Vying for the seat currently held by Democratic U.S. Rep. Sean Casten, Orland Park Mayor Keith Pekau announced Monday he’s running as a Republican for the 6th Congressional District.

“I will fight inflation and reduce taxes on hard-working Americans,” Pekau said. “Reckless spending by Democrats in Washington has led to the highest inflation since 1980 causing working families to struggle to keep up with rising gas and grocery prices.”

Michael Koolige for years hosted a syndicated radio program. He stepped down and announced last week he’s running for the 14th Congressional District seat.

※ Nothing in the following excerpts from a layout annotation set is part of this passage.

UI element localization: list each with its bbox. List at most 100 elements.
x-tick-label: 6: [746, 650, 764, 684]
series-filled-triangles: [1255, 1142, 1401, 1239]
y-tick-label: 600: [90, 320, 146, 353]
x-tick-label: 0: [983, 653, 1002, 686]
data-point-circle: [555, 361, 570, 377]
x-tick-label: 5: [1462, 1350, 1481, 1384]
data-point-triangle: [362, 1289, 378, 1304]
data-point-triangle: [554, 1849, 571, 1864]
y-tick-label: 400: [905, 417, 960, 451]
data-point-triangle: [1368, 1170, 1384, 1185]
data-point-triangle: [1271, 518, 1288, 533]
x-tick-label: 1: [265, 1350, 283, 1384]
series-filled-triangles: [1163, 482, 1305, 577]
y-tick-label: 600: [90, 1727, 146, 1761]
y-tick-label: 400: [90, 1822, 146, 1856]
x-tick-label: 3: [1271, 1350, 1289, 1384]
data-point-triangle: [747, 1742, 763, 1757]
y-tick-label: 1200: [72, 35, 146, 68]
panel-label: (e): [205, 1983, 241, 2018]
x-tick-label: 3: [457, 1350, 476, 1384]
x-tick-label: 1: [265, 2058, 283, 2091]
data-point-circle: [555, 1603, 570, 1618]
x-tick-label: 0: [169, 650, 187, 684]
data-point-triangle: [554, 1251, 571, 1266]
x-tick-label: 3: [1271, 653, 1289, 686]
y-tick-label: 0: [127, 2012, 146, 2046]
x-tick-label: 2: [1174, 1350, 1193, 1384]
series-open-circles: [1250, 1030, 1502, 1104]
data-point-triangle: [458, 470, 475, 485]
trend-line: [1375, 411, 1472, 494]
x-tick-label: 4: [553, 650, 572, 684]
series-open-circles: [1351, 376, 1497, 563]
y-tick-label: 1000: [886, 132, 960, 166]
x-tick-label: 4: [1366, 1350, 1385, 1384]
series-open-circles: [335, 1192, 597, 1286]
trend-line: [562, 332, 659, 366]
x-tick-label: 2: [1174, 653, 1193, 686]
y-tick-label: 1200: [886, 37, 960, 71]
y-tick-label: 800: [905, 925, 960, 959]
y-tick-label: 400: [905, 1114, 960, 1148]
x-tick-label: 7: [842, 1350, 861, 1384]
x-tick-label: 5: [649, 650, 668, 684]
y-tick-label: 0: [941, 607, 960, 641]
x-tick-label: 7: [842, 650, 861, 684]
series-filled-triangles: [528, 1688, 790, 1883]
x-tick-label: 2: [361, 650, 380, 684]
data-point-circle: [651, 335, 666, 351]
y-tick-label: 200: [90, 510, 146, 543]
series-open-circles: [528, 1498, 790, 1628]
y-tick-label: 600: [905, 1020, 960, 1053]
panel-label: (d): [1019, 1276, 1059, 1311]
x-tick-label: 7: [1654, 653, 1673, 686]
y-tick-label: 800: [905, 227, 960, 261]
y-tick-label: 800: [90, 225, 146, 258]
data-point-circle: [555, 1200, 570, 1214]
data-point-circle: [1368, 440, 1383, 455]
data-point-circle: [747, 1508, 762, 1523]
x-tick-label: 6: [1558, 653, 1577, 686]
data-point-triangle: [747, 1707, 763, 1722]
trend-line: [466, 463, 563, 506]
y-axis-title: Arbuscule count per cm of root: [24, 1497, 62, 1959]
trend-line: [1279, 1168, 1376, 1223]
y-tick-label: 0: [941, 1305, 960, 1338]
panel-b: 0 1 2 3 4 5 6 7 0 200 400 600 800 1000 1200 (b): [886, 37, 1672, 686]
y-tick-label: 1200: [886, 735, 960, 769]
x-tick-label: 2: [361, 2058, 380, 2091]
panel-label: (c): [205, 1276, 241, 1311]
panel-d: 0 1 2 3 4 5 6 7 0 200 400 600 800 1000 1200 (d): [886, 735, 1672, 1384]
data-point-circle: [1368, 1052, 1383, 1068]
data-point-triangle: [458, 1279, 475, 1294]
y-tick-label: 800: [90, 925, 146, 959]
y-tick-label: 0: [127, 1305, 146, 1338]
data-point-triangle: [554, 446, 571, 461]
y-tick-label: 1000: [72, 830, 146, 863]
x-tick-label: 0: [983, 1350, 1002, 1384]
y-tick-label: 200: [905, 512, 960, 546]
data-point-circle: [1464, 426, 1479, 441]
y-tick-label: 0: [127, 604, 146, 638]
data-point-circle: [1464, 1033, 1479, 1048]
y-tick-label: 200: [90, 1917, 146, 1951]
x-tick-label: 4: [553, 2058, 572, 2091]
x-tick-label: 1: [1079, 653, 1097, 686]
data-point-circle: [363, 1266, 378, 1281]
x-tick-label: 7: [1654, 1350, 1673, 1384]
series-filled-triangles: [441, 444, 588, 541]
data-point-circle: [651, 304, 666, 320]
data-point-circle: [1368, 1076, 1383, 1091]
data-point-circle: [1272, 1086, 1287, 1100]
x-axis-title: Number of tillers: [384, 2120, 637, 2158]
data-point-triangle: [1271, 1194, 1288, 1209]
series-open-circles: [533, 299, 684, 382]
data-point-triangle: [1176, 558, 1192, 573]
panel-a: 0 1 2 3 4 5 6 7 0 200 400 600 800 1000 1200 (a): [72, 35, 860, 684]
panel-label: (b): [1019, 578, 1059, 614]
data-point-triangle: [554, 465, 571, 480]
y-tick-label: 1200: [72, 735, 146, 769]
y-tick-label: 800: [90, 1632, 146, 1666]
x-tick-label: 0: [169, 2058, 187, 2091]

“And I humbly ask for your vote in 2022,” Koolidge said, hoping to bring people together from political divisions. “I also ask you to keep kindness, love and unity in your hearts.”

Without any Republican support, statehouse Democrats passed new congressional districts. They sent the bill to the governor earlier this month. He has yet to act on it.

Republican U.S. Rep. Darin LaHood said he’s running again, despite the drastic changes expected in his district.

“It’s just terribly gerrymandered,” LaHood told WMAY last week. “My district changes. It moves me farther north. I keep the Peoria area, Bloomington-Normal, but I go north all the way to East Dubuque, Iowa. I go all the way to the Wisconsin border.”

Illinois loses a seat in Congress because of continued population decline.